Resolution: Won't Fix
Affects Version/s: 2.1
Fix Version/s: None
Number of attachments :
I've pretty frequently run into issues where changes to the library structure of some product (that is, changing the way that classes are grouped into libraries) leads to the same classes being defined in more than one place. This can lead to system-dependent problems, because different versions of the same class are being loaded by different systems.
I was going to create a new goal for the dependency plugin to check for duplicate classes, but when I looked a bit closer at the analyze goal, it already had all the information needed to do that check as well, so I came up with some changes that add this functionality.
The intended usage is something like:
mvn dependency:analyze -DcheckDuplicateClasses
I get the feeling that I might want to add the ability to exclude certain packages (that I might be comfortable are safe to have duplicates of), so I added this option too:
mvn dependency:analyze -DcheckDuplicateClasses -DexcludePrefixes="org., net.sf.cglib, javax.xml, junit."
The output looks something like:
A couple of notes:
- I was unable to get configuration (setting checkDuplicateClasses, etc.) using the pom to work, but I think that might be due to lack of understanding on my part.
- I don't fully understand the effect of calling compileProject() during unit tests, but I think it may be sufficient to call it only once for the duplicateClasses project, during setUp(). That would speed up the unit tests.

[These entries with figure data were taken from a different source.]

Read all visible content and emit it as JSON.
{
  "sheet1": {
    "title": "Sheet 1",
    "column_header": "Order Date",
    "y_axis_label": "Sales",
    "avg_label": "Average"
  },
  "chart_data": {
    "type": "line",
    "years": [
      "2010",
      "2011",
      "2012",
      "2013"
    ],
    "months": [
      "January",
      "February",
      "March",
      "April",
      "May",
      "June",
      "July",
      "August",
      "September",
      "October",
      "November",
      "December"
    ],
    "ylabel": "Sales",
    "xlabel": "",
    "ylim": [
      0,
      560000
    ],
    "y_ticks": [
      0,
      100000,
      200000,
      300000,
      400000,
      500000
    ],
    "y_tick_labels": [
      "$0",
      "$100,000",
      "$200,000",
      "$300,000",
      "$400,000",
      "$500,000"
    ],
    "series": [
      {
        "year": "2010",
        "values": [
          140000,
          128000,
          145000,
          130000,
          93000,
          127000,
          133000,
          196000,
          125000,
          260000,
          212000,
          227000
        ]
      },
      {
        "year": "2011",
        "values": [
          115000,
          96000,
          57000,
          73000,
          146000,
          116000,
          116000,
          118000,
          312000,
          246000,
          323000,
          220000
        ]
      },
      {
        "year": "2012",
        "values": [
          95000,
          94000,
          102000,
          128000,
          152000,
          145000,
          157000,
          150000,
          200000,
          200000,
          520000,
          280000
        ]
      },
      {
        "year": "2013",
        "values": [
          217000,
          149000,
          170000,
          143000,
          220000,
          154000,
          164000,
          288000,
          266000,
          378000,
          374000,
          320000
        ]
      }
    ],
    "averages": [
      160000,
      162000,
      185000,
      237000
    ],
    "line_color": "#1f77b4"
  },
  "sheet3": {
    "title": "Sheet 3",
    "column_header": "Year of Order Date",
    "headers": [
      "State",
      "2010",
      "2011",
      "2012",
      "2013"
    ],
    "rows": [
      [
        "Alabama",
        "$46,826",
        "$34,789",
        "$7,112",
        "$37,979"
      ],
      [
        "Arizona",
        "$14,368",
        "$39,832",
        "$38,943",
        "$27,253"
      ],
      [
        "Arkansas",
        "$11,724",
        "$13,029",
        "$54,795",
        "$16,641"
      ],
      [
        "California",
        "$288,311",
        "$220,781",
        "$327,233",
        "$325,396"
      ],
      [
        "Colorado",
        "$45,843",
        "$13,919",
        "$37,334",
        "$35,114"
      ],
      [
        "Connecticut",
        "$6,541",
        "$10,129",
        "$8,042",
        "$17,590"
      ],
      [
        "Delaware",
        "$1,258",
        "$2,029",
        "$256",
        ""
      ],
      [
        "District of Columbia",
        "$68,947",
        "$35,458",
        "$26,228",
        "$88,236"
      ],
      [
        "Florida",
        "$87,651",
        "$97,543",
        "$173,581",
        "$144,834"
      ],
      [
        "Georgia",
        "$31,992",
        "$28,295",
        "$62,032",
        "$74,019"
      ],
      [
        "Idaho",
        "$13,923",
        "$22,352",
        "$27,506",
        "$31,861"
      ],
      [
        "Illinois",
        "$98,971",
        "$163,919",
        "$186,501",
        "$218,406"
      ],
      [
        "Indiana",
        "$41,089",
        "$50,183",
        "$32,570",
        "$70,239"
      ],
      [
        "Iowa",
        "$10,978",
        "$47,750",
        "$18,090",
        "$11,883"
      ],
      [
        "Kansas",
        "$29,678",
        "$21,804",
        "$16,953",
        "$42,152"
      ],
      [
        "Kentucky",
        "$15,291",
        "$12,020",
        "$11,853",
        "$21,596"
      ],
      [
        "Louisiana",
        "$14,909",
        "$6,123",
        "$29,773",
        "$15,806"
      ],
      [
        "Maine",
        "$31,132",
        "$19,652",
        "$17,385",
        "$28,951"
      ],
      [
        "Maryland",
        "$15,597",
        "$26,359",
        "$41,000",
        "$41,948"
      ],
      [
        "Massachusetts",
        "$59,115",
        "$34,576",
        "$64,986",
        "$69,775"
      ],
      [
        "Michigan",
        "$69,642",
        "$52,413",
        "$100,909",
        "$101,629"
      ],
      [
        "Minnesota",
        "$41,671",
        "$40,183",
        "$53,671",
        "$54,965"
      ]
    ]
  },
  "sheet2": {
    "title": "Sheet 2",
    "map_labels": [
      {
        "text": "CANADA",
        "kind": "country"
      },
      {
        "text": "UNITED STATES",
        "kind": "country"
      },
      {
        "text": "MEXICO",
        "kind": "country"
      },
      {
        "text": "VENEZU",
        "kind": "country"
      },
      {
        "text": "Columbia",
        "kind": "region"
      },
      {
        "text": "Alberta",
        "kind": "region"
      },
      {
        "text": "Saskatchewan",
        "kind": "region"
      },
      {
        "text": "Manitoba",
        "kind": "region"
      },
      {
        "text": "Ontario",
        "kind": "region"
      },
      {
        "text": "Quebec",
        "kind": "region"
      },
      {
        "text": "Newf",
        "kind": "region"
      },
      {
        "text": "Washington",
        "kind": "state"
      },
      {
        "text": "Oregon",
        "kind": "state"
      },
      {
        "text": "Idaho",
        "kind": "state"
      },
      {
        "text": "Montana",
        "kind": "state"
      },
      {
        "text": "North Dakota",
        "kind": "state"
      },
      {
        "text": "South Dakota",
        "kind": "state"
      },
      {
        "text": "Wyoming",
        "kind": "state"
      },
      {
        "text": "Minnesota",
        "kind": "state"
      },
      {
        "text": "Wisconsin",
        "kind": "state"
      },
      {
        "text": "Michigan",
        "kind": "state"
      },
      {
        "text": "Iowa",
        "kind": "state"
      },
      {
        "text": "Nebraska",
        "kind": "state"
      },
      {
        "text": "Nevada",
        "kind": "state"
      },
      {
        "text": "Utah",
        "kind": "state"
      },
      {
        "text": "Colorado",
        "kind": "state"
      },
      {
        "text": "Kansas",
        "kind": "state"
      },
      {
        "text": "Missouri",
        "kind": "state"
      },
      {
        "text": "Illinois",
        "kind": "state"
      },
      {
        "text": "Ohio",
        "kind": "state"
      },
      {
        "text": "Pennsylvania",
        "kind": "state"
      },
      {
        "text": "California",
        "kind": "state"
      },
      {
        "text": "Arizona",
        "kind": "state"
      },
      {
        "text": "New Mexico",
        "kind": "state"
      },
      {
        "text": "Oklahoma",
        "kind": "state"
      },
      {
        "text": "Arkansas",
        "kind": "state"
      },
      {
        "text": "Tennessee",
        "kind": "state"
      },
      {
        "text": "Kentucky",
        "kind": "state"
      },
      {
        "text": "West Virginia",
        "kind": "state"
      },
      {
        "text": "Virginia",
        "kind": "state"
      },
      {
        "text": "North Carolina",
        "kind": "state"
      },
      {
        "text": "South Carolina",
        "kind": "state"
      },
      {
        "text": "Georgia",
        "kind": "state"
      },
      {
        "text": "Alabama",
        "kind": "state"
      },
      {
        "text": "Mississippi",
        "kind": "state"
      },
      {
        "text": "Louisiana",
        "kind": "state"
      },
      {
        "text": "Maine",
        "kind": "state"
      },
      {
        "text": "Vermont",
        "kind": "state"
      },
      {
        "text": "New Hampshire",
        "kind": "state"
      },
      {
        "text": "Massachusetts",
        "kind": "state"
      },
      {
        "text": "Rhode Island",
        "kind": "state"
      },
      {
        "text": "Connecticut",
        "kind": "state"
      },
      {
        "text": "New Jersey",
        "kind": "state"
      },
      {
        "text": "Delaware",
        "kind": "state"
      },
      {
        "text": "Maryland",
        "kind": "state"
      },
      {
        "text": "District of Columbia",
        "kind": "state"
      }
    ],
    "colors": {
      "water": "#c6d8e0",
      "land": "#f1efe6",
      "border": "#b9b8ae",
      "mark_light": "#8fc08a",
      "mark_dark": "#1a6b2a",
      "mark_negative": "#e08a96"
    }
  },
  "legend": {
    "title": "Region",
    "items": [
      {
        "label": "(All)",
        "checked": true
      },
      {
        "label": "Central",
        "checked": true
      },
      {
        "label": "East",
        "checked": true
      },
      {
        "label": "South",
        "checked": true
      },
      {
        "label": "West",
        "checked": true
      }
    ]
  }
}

- I haven't added duplicate class definition checking to the AnalyzeReportMojo, because I wanted to get some feedback on whether this addition was felt to be valuable before spending any time on that.
- A lot of the unit test dummy code in the attached diff files needs cleaning up, but again I wanted to wait with that until hearing whether this might be useful to others.
- I made an API change in the ProjectDependencyAnalyzer interface, which might be an issue if there are other implementations than the default one. That change was only needed to support the 'exclude package' feature, which might not be super-important.